Home prices have dropped so quickly and so far that valuations - the difference between what a home should cost and its actual price - are the lowest they've been since 2004, according to a report.
The Cleveland-based bank National City Corp. (NCC, Fortune 500), together with financial analysis firm Global Insight, revealed Tuesday that more than 88% of the 330 housing markets surveyed showed price declines and improved affordability during the last three months of 2007.
"Housing valuations are almost back to long-term norms," said National City's chief economist, Richard DeKaser. He called current affordability "the best in the past four years."
But DeKaser cautioned that home prices could fall even further.
"This isn't to say home price declines are over," he said. "We could move below historic norms. By the end of 2008, housing markets could be broadly under valued."
There are still 21 housing markets, or 6% of those surveyed, that are severely over valued, including Atlantic City and Madera, Calif. That's down from 56 overvalued markets at the peak of the housing bubble in 2006.
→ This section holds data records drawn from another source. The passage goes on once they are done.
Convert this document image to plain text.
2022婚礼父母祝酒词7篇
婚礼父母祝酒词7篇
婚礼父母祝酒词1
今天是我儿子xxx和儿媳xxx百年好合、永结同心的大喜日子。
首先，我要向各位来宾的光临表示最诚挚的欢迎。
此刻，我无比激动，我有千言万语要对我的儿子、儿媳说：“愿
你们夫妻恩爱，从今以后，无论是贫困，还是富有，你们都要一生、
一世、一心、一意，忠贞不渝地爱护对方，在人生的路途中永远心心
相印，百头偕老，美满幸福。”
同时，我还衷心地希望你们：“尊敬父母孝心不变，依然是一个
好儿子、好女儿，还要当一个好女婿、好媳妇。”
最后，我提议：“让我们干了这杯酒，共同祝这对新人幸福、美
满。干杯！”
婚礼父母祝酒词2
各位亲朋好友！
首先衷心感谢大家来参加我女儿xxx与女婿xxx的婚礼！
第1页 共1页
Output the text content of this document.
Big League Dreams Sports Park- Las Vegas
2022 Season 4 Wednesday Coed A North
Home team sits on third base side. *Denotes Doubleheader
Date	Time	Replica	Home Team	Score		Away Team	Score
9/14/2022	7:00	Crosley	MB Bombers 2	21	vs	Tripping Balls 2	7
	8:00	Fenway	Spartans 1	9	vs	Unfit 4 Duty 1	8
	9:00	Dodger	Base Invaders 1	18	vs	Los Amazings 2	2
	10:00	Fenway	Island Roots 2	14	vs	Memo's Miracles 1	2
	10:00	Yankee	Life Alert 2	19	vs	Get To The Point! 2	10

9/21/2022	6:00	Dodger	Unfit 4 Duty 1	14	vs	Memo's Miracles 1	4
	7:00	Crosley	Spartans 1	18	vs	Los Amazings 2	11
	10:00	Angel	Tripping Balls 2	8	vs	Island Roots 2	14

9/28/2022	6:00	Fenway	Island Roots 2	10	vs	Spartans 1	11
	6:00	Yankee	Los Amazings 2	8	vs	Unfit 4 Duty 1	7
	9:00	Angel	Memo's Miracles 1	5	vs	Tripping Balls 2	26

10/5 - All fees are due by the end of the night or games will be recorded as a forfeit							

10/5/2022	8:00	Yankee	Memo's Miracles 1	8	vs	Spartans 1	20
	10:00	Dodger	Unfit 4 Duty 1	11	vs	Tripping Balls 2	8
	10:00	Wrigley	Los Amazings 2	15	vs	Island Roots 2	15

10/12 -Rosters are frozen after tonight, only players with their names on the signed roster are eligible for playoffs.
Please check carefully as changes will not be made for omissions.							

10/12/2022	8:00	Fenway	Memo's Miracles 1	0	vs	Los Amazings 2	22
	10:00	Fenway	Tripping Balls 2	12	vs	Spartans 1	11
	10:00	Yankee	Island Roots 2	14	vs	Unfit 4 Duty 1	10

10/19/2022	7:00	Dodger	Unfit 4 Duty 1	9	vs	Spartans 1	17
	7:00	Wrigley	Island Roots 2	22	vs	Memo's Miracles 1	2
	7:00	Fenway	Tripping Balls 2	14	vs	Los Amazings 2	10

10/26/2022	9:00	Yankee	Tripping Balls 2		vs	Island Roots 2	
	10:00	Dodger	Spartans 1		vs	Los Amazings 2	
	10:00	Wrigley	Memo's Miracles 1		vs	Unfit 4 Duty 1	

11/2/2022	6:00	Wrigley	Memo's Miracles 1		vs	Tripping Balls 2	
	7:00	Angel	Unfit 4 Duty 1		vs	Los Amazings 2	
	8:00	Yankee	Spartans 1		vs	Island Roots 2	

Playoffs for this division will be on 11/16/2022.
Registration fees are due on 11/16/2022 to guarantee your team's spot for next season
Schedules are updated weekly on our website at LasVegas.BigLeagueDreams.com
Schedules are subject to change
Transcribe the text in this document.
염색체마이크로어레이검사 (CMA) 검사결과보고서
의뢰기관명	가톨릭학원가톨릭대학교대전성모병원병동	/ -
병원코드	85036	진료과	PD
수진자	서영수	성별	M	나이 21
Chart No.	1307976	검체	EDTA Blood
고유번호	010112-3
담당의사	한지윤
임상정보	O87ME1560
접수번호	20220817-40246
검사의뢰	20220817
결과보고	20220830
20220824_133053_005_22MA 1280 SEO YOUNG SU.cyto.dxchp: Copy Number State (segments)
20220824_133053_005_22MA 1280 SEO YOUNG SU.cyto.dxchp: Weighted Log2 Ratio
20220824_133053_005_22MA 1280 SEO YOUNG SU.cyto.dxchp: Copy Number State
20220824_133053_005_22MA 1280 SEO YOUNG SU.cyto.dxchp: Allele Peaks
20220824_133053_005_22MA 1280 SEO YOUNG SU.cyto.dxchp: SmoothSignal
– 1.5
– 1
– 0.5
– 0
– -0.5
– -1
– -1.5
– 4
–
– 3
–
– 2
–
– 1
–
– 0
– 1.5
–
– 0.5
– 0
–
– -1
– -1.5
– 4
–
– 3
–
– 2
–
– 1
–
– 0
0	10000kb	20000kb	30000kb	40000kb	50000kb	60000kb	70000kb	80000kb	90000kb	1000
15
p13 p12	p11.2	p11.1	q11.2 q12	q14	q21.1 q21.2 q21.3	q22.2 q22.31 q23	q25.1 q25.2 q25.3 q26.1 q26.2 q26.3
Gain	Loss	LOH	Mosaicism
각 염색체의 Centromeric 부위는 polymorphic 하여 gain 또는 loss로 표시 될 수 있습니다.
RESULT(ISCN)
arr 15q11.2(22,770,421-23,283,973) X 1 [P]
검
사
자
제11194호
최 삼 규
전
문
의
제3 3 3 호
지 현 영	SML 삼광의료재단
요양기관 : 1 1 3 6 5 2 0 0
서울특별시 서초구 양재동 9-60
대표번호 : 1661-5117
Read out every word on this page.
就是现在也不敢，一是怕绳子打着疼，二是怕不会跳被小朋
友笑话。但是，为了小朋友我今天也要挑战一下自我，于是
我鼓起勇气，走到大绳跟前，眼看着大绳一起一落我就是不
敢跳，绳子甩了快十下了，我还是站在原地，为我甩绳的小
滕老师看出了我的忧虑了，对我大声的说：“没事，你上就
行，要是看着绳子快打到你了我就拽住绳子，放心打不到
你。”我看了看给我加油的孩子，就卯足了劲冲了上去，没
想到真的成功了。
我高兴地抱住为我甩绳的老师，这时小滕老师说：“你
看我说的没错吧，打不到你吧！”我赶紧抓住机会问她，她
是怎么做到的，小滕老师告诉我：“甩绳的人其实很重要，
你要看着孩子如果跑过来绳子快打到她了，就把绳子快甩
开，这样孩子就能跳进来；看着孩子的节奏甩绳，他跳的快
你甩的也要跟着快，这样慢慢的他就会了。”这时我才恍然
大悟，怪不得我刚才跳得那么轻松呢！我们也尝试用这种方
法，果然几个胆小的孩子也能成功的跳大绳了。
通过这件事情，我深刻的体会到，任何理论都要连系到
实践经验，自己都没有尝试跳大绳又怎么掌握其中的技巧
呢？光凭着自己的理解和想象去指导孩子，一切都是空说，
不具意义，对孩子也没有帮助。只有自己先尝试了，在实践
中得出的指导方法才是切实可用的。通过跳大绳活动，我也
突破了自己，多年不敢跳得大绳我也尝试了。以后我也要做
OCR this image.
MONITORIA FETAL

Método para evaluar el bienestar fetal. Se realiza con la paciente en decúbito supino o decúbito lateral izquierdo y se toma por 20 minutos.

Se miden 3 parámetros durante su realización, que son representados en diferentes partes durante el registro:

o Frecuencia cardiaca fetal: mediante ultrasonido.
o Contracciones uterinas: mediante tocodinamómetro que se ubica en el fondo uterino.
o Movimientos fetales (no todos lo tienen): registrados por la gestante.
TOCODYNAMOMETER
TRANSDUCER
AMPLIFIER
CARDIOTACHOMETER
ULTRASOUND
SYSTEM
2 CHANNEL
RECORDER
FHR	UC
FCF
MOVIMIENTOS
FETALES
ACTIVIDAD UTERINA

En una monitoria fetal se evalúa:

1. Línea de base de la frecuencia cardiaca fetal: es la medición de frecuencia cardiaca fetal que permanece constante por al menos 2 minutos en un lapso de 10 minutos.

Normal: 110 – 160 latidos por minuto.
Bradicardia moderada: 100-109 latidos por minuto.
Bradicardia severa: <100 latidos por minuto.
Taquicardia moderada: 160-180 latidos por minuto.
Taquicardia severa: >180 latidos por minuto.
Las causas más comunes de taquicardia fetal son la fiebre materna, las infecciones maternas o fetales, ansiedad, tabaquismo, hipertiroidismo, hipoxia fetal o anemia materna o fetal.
The report compares actual median home prices with what the authors determine are proper home values based on population density, relative income levels and interest rates, as well as historically observed market premiums or discounts, to determine whether markets are over or under valued.
The report also factors in market intangibles that make some areas more desirable places to live, and more expensive.
"Declines are no longer confined to once-frothy markets," said DeKaser.
The survey covered home valuations during the last three months of 2007, but DeKaser pointed out there's reason to believe that valuations are even more favorable for buyers today.
Price declines have continued into 2008 and interest rates, although they have inched up lately, have been steady or lower compared to late last year. There have even been wage gains; personal income rose 0.5% in December. Soaring foreclosure rates have added inventory to many housing markets, depressing home prices further.
The biggest gains in affordability occurred in California, Michigan and Florida, which are areas that have also been some of the hardest hit by foreclosures. Those states registered 43 of the 50 biggest price declines.
Bend, Ore. currently tops the overvaluation list. Home prices there were judged to be about 59% higher than their fair-market value. Miami, despite a median home price decline of 5.7% last year, is the most overvalued big city, by 44%.
All the best bargains were found in Louisiana and Texas. Houses in Houma, La. were under valued by 31.2%, according to the report. Dallas was the most undervalued big city, by 30%.